There are two ways to interpret the highest paid lists in television. The first is an understanding of merit, hard work, and blue collar tenacity driving top tier talent into the eight figure salary range. The second involves fake tits, blow jobs, and luck. The truth lies in a mix, with 95-plus-percent toward the latter. Sort of like how 7-Up contains both real and artificial flavors.
Kaley Cuoco earns a million dollars an episode for Big Bang Theory, one of the top rated sitcoms now running for something approaching a decade. It’s inexplicable, except in a world where the Kardashians have 70 million followers, Mark Wahlberg is the world’s highest paid actor, and we still pretend the WNBA is a vibrant sports league. We live in a world of self-produced shame. Cuoco’s took her first fat guaranteed rich-for-the-rest-of-her-life contract and decided to marry a hunky, barely employed tennis player. After a year of banging the world’s 1478th ranked tennis player for a year or so, Cuoco called it quits. Irreconcilable differences. Meaning, she was paying the mortgage and that’s not where attractive women need to be.

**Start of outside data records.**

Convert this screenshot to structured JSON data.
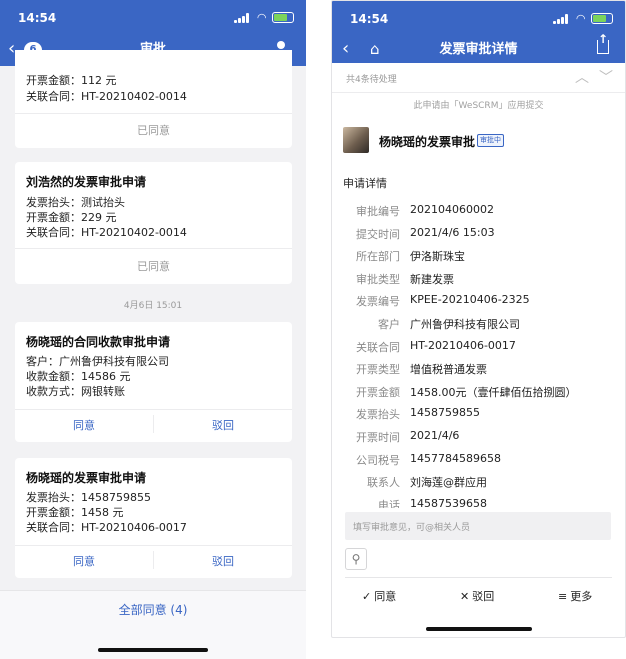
{
  "left": {
    "status": {
      "time": "14:54"
    },
    "nav": {
      "back_count": "6",
      "title": "审批"
    },
    "card1": {
      "fields": [
        {
          "label": "开票金额：",
          "value": "112 元"
        },
        {
          "label": "关联合同：",
          "value": "HT-20210402-0014"
        }
      ],
      "status_label": "已同意"
    },
    "card2": {
      "title": "刘浩然的发票审批申请",
      "fields": [
        {
          "label": "发票抬头：",
          "value": "测试抬头"
        },
        {
          "label": "开票金额：",
          "value": "229 元"
        },
        {
          "label": "关联合同：",
          "value": "HT-20210402-0014"
        }
      ],
      "status_label": "已同意"
    },
    "date_separator": "4月6日 15:01",
    "card3": {
      "title": "杨晓瑶的合同收款审批申请",
      "fields": [
        {
          "label": "客户：",
          "value": "广州鲁伊科技有限公司"
        },
        {
          "label": "收款金额：",
          "value": "14586 元"
        },
        {
          "label": "收款方式：",
          "value": "网银转账"
        }
      ],
      "approve_label": "同意",
      "reject_label": "驳回"
    },
    "card4": {
      "title": "杨晓瑶的发票审批申请",
      "fields": [
        {
          "label": "发票抬头：",
          "value": "1458759855"
        },
        {
          "label": "开票金额：",
          "value": "1458 元"
        },
        {
          "label": "关联合同：",
          "value": "HT-20210406-0017"
        }
      ],
      "approve_label": "同意",
      "reject_label": "驳回"
    },
    "approve_all_label": "全部同意 (4)"
  },
  "right": {
    "status": {
      "time": "14:54"
    },
    "nav": {
      "title": "发票审批详情"
    },
    "pending_text": "共4条待处理",
    "submit_note": "此申请由「WeSCRM」应用提交",
    "applicant_title": "杨晓瑶的发票审批",
    "status_tag": "审批中",
    "detail_heading": "申请详情",
    "details": [
      {
        "label": "审批编号",
        "value": "202104060002"
      },
      {
        "label": "提交时间",
        "value": "2021/4/6 15:03"
      },
      {
        "label": "所在部门",
        "value": "伊洛斯珠宝"
      },
      {
        "label": "审批类型",
        "value": "新建发票"
      },
      {
        "label": "发票编号",
        "value": "KPEE-20210406-2325"
      },
      {
        "label": "客户",
        "value": "广州鲁伊科技有限公司"
      },
      {
        "label": "关联合同",
        "value": "HT-20210406-0017"
      },
      {
        "label": "开票类型",
        "value": "增值税普通发票"
      },
      {
        "label": "开票金额",
        "value": "1458.00元（壹仟肆佰伍拾捌圆）"
      },
      {
        "label": "发票抬头",
        "value": "1458759855"
      },
      {
        "label": "开票时间",
        "value": "2021/4/6"
      },
      {
        "label": "公司税号",
        "value": "1457784589658"
      },
      {
        "label": "联系人",
        "value": "刘海莲@群应用"
      },
      {
        "label": "电话",
        "value": "14587539658"
      }
    ],
    "comment_placeholder": "填写审批意见，可@相关人员",
    "actions": {
      "approve": "同意",
      "reject": "驳回",
      "more": "更多"
    }
  },
  "colors": {
    "accent": "#3a66c4",
    "background": "#f2f2f4"
  },
  "icons": [
    "back-icon",
    "person-icon",
    "home-icon",
    "share-icon",
    "chevron-up-icon",
    "chevron-down-icon",
    "paperclip-icon",
    "check-icon",
    "close-icon",
    "menu-icon"
  ]
}
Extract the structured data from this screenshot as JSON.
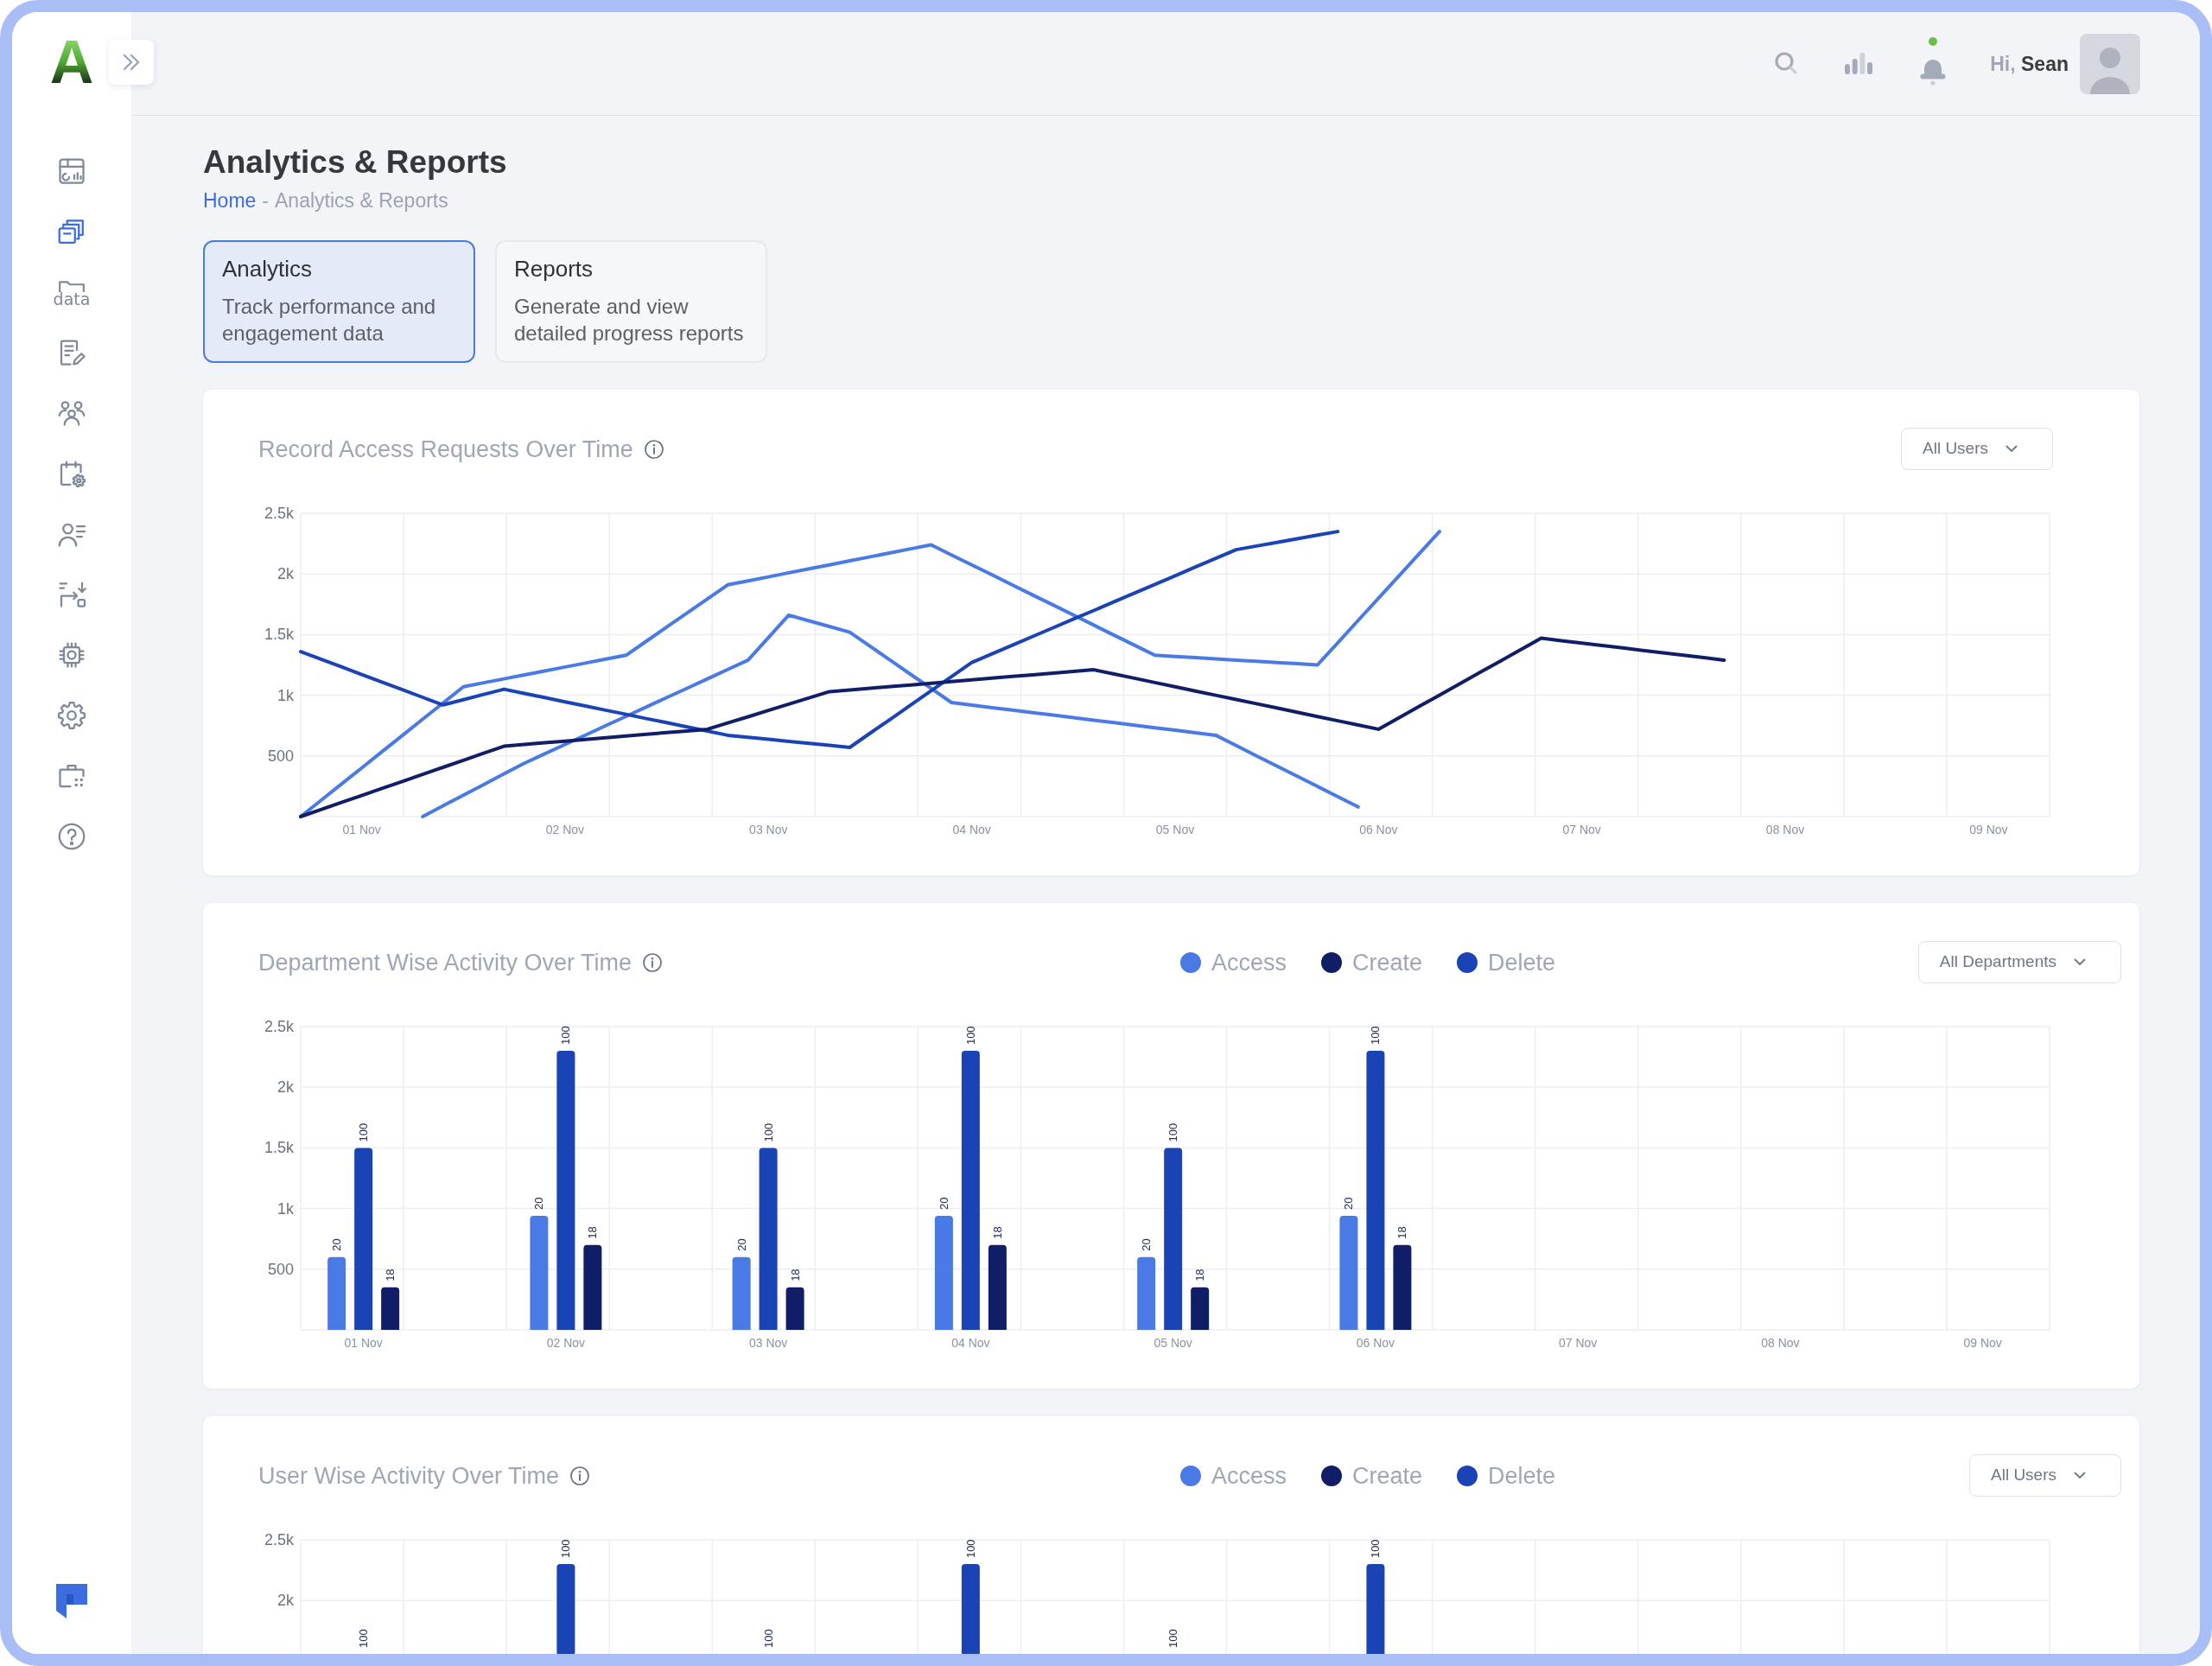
{
  "brand": {
    "logo_letter": "A"
  },
  "sidebar": {
    "items": [
      {
        "selected": false
      },
      {
        "selected": true
      },
      {
        "selected": false,
        "label": "data"
      },
      {
        "selected": false
      },
      {
        "selected": false
      },
      {
        "selected": false
      },
      {
        "selected": false
      },
      {
        "selected": false
      },
      {
        "selected": false
      },
      {
        "selected": false
      },
      {
        "selected": false
      },
      {
        "selected": false
      }
    ]
  },
  "header": {
    "notifications": {
      "unread": true
    },
    "greeting": "Hi, **Sean**"
  },
  "page": {
    "title": "Analytics & Reports",
    "breadcrumb": {
      "items": [
        {
          "label": "Home"
        },
        {
          "label": "Analytics & Reports"
        }
      ],
      "separator": "-"
    }
  },
  "tabs": [
    {
      "title": "Analytics",
      "description": "Track performance and engagement data",
      "selected": true
    },
    {
      "title": "Reports",
      "description": "Generate and view detailed progress reports",
      "selected": false
    }
  ],
  "charts": [
    {
      "title": "Record Access Requests Over Time",
      "filter": "All Users",
      "chart_data": {
        "type": "line",
        "grid": true,
        "categories": [
          null,
          null,
          null,
          "01 Nov",
          null,
          null,
          null,
          null,
          null,
          null,
          null,
          null,
          null,
          "02 Nov",
          null,
          null,
          null,
          null,
          null,
          null,
          null,
          null,
          null,
          "03 Nov",
          null,
          null,
          null,
          null,
          null,
          null,
          null,
          null,
          null,
          "04 Nov",
          null,
          null,
          null,
          null,
          null,
          null,
          null,
          null,
          null,
          "05 Nov",
          null,
          null,
          null,
          null,
          null,
          null,
          null,
          null,
          null,
          "06 Nov",
          null,
          null,
          null,
          null,
          null,
          null,
          null,
          null,
          null,
          "07 Nov",
          null,
          null,
          null,
          null,
          null,
          null,
          null,
          null,
          null,
          "08 Nov",
          null,
          null,
          null,
          null,
          null,
          null,
          null,
          null,
          null,
          "09 Nov",
          null,
          null,
          null
        ],
        "ylim": [
          0,
          2500
        ],
        "yticks": [
          {
            "value": 500,
            "label": "500"
          },
          {
            "value": 1000,
            "label": "1k"
          },
          {
            "value": 1500,
            "label": "1.5k"
          },
          {
            "value": 2000,
            "label": "2k"
          },
          {
            "value": 2500,
            "label": "2.5k"
          }
        ],
        "series": [
          {
            "color": "#4a7ae6",
            "values": [
              0,
              134,
              268,
              401,
              535,
              669,
              803,
              936,
              1070,
              1103,
              1135,
              1168,
              1200,
              1233,
              1265,
              1298,
              1330,
              1446,
              1562,
              1678,
              1794,
              1910,
              1943,
              1976,
              2009,
              2042,
              2075,
              2108,
              2141,
              2174,
              2207,
              2240,
              2157,
              2075,
              1992,
              1909,
              1826,
              1744,
              1661,
              1578,
              1495,
              1413,
              1330,
              1320,
              1310,
              1300,
              1290,
              1280,
              1270,
              1260,
              1250,
              1433,
              1617,
              1800,
              1983,
              2167,
              2350,
              null,
              null,
              null,
              null,
              null,
              null,
              null,
              null,
              null,
              null,
              null,
              null,
              null,
              null,
              null,
              null,
              null,
              null,
              null,
              null,
              null,
              null,
              null,
              null,
              null,
              null,
              null,
              null,
              null,
              null
            ]
          },
          {
            "color": "#4a7ae6",
            "values": [
              null,
              null,
              null,
              null,
              null,
              null,
              0,
              88,
              176,
              264,
              352,
              440,
              517,
              595,
              672,
              749,
              826,
              904,
              981,
              1058,
              1135,
              1213,
              1290,
              1475,
              1660,
              1613,
              1567,
              1520,
              1404,
              1288,
              1172,
              1056,
              940,
              919,
              898,
              878,
              857,
              836,
              815,
              795,
              774,
              753,
              732,
              712,
              691,
              670,
              586,
              501,
              417,
              333,
              249,
              164,
              80,
              null,
              null,
              null,
              null,
              null,
              null,
              null,
              null,
              null,
              null,
              null,
              null,
              null,
              null,
              null,
              null,
              null,
              null,
              null,
              null,
              null,
              null,
              null,
              null,
              null,
              null,
              null,
              null,
              null,
              null,
              null,
              null,
              null,
              null
            ]
          },
          {
            "color": "#1a44b6",
            "values": [
              1360,
              1297,
              1234,
              1171,
              1109,
              1046,
              983,
              920,
              963,
              1007,
              1050,
              1015,
              981,
              946,
              912,
              877,
              843,
              808,
              774,
              739,
              705,
              670,
              653,
              637,
              620,
              603,
              587,
              570,
              687,
              803,
              920,
              1037,
              1153,
              1270,
              1342,
              1413,
              1485,
              1556,
              1628,
              1699,
              1771,
              1842,
              1914,
              1985,
              2057,
              2128,
              2200,
              2230,
              2260,
              2290,
              2320,
              2350,
              null,
              null,
              null,
              null,
              null,
              null,
              null,
              null,
              null,
              null,
              null,
              null,
              null,
              null,
              null,
              null,
              null,
              null,
              null,
              null,
              null,
              null,
              null,
              null,
              null,
              null,
              null,
              null,
              null,
              null,
              null,
              null,
              null,
              null,
              null
            ]
          },
          {
            "color": "#0f1e66",
            "values": [
              0,
              58,
              116,
              174,
              232,
              290,
              348,
              406,
              464,
              522,
              580,
              594,
              608,
              622,
              636,
              650,
              664,
              678,
              692,
              706,
              720,
              772,
              823,
              875,
              927,
              978,
              1030,
              1044,
              1058,
              1072,
              1085,
              1099,
              1113,
              1127,
              1141,
              1155,
              1168,
              1182,
              1196,
              1210,
              1175,
              1140,
              1105,
              1070,
              1035,
              1000,
              965,
              930,
              895,
              860,
              825,
              790,
              755,
              720,
              814,
              908,
              1001,
              1095,
              1189,
              1283,
              1376,
              1470,
              1450,
              1430,
              1410,
              1390,
              1370,
              1350,
              1330,
              1310,
              1290,
              null,
              null,
              null,
              null,
              null,
              null,
              null,
              null,
              null,
              null,
              null,
              null,
              null,
              null,
              null,
              null
            ]
          }
        ]
      }
    },
    {
      "title": "Department Wise Activity Over Time",
      "legend": [
        {
          "label": "Access",
          "color": "#4a7ae6"
        },
        {
          "label": "Create",
          "color": "#0f1e66"
        },
        {
          "label": "Delete",
          "color": "#1a44b6"
        }
      ],
      "filter": "All Departments",
      "chart_data": {
        "type": "bar",
        "grid": true,
        "categories": [
          "01 Nov",
          "02 Nov",
          "03 Nov",
          "04 Nov",
          "05 Nov",
          "06 Nov",
          "07 Nov",
          "08 Nov",
          "09 Nov"
        ],
        "ylim": [
          0,
          2500
        ],
        "yticks": [
          {
            "value": 500,
            "label": "500"
          },
          {
            "value": 1000,
            "label": "1k"
          },
          {
            "value": 1500,
            "label": "1.5k"
          },
          {
            "value": 2000,
            "label": "2k"
          },
          {
            "value": 2500,
            "label": "2.5k"
          }
        ],
        "series": [
          {
            "color": "#4a7ae6",
            "values": [
              600,
              940,
              600,
              940,
              600,
              940,
              null,
              null,
              null
            ]
          },
          {
            "color": "#1a44b6",
            "values": [
              1500,
              2300,
              1500,
              2300,
              1500,
              2300,
              null,
              null,
              null
            ]
          },
          {
            "color": "#0f1e66",
            "values": [
              350,
              700,
              350,
              700,
              350,
              700,
              null,
              null,
              null
            ]
          }
        ],
        "annotations": [
          "20",
          "100",
          "18",
          "20",
          "100",
          "18",
          "20",
          "100",
          "18",
          "20",
          "100",
          "18",
          "20",
          "100",
          "18",
          "20",
          "100",
          "18"
        ]
      }
    },
    {
      "title": "User Wise Activity Over Time",
      "legend": [
        {
          "label": "Access",
          "color": "#4a7ae6"
        },
        {
          "label": "Create",
          "color": "#0f1e66"
        },
        {
          "label": "Delete",
          "color": "#1a44b6"
        }
      ],
      "filter": "All Users",
      "cut_off_labels": [
        "100",
        "100",
        "100"
      ],
      "chart_data": {
        "type": "bar",
        "grid": true,
        "categories": [
          null,
          null,
          null,
          null,
          null,
          null,
          null,
          null,
          null
        ],
        "ylim": [
          1560,
          2500
        ],
        "yticks": [
          {
            "value": 2000,
            "label": "2k"
          },
          {
            "value": 2500,
            "label": "2.5k"
          }
        ],
        "series": [
          {
            "color": "#1a44b6",
            "values": [
              null,
              2300,
              null,
              2300,
              null,
              2300,
              null,
              null,
              null
            ]
          }
        ],
        "annotations": [
          "100",
          "100",
          "100"
        ]
      }
    }
  ]
}
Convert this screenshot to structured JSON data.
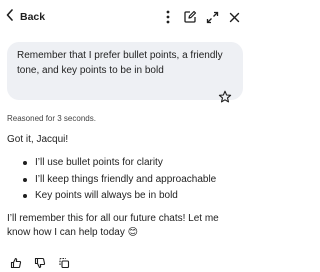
{
  "header": {
    "back_label": "Back",
    "icons": [
      "chevron-left-icon",
      "more-vertical-icon",
      "edit-icon",
      "expand-icon",
      "close-icon"
    ]
  },
  "user_message": {
    "text": "Remember that I prefer bullet points, a friendly tone, and key points to be in bold"
  },
  "assistant": {
    "reasoned_label": "Reasoned for 3 seconds.",
    "greeting": "Got it, Jacqui!",
    "bullets": [
      "I’ll use bullet points for clarity",
      "I’ll keep things friendly and approachable",
      "Key points will always be in bold"
    ],
    "closing": "I’ll remember this for all our future chats! Let me know how I can help today 😊"
  },
  "feedback_icons": [
    "thumbs-up-icon",
    "thumbs-down-icon",
    "copy-icon"
  ]
}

Cuoco’s latest guy is a Lurch looking fellow who hails from the richest family in Indiana. That’s only modestly a backhanded compliment. Karl Cook’s dad started Intuit, which among other things, invented and sold Quickbooks software for thirty years. Dad’s said to be worth several billion. Unclear what the son controls based on his avocation of slipping into tight slacks and riding horses. It’s a passion he shares with Cuoco, though it’s her hobby and his entire life.
So you didn’t miss the engagement, Cook and Cuoco shared it to social media with tears and a close-up of the rock, plus the natural hashtag plug for the jeweler to secure the sweet discount.
“Still crying every part of this night has been perfection just like you @mrtankcook I love you forever!”
This was after Cuoco video shared most of the evening of wining and dining from her future second-ex-husband. It’s always nice to see a private and emotional moment splashed out to millions of strangers. Or at least it’s less obnoxious than that guy at your office who wanted to do a coordinated dance number for his proposal to his girlfriend.
There used to be a tradition where people didn’t play up their second marriages. That’s the same tradition that has made second marriages work so much better than the first, largely built on ceremony and celebration and wanting to bang each other senseless on wedding night. If you consider Cuoco will go through at least three husbands, you might grant her tears and screams even for her second go-round. This dude’s going to own Quickbooks one day. Not that she needs the money, but billions never made a guy less attractive. Even this Ichabod Crane looking horseman.